To the casual observer, most of the Earth appears to be quite stable. Only catastrophic events suggest a planet history of more subtle but persistent change.

Recently, the development of very sensitive instruments for detecting crustal deformation has shed light on the dynamics of an active, living system that exists just beneath our feet.

The Earth's crust has tides, like oceanic tides, that cause the ground to rise and fall about a foot twice a day. However, stable strain measurements cannot easily be taken without a strain meter.

The long-base laser strain meter near the Salton Sea in California provides baseline high-precision strain data for studies of the seismic cycle in Southern California, and for comparison with crustal deformation measurements.

Frank Wyatt, a research geophysicist at Scripps Institution of Oceanography at the University of California in San Diego, started working on strain meters in the late 1960s, when lasers were rarely used. His first working model came online in 1968 to measure very small deformations of the ground.

In those early years, Wyatt and his colleagues used devices such as quartz rods and taut wires that strain under crustal deformation. Now employing a helium- neon laser, he has accurately recorded what is happening at the ground surface.

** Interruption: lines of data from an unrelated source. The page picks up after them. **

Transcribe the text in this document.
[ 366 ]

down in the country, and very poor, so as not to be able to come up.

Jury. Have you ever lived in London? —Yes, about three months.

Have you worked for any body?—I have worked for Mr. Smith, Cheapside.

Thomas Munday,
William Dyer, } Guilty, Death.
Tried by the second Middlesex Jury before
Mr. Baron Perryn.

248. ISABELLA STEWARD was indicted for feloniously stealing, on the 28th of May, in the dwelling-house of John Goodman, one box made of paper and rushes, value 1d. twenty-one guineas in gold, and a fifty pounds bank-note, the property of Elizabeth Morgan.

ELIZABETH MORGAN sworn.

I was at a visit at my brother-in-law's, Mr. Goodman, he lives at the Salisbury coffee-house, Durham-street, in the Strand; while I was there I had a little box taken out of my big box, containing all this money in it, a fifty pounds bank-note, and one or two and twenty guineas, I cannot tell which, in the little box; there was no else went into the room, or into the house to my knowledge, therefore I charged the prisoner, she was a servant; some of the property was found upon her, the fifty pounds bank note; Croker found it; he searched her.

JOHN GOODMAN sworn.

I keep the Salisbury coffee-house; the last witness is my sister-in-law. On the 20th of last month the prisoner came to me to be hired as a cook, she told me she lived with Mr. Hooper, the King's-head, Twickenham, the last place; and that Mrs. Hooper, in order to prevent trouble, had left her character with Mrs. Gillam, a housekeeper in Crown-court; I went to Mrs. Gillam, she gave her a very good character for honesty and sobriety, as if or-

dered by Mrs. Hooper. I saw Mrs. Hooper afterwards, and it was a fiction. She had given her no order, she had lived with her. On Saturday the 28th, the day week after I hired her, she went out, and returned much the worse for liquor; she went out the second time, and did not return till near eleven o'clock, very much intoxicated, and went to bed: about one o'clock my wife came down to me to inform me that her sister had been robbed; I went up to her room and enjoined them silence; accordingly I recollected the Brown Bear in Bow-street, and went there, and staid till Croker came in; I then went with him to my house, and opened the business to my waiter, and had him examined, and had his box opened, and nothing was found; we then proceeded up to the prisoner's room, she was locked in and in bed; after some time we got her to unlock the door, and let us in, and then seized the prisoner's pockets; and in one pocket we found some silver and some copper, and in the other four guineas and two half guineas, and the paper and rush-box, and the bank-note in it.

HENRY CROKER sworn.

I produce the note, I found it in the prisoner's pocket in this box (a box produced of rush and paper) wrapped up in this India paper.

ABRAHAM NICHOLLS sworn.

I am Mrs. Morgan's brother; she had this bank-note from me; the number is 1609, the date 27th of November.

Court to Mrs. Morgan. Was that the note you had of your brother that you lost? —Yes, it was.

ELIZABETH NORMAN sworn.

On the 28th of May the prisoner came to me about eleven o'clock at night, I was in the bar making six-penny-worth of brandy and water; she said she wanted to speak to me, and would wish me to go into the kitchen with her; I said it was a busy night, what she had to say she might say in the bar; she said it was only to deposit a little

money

Wyatt described his strain meter as a Michelson interferometer comprising a 15-cm-diameter vacuum pipe that spans 700 m. The pipe isolates the laser beam from the atmosphere so that variations in temperature and pressure won't affect measurements.

A beamsplitter sends part of the beam into one arm of the strain meter to a reflector that is only a fraction of a meter away. The other part of the beam travels through the vacuum pipe to a distant reflector. Both reflectors return light that rejoins at the beamsplitter on its way to a detector.

If the beams are out of phase, the resulting beam destructively interferes at the detector, creating bands of darkness, or fringes. By counting fringes, researchers can determine changes in distance.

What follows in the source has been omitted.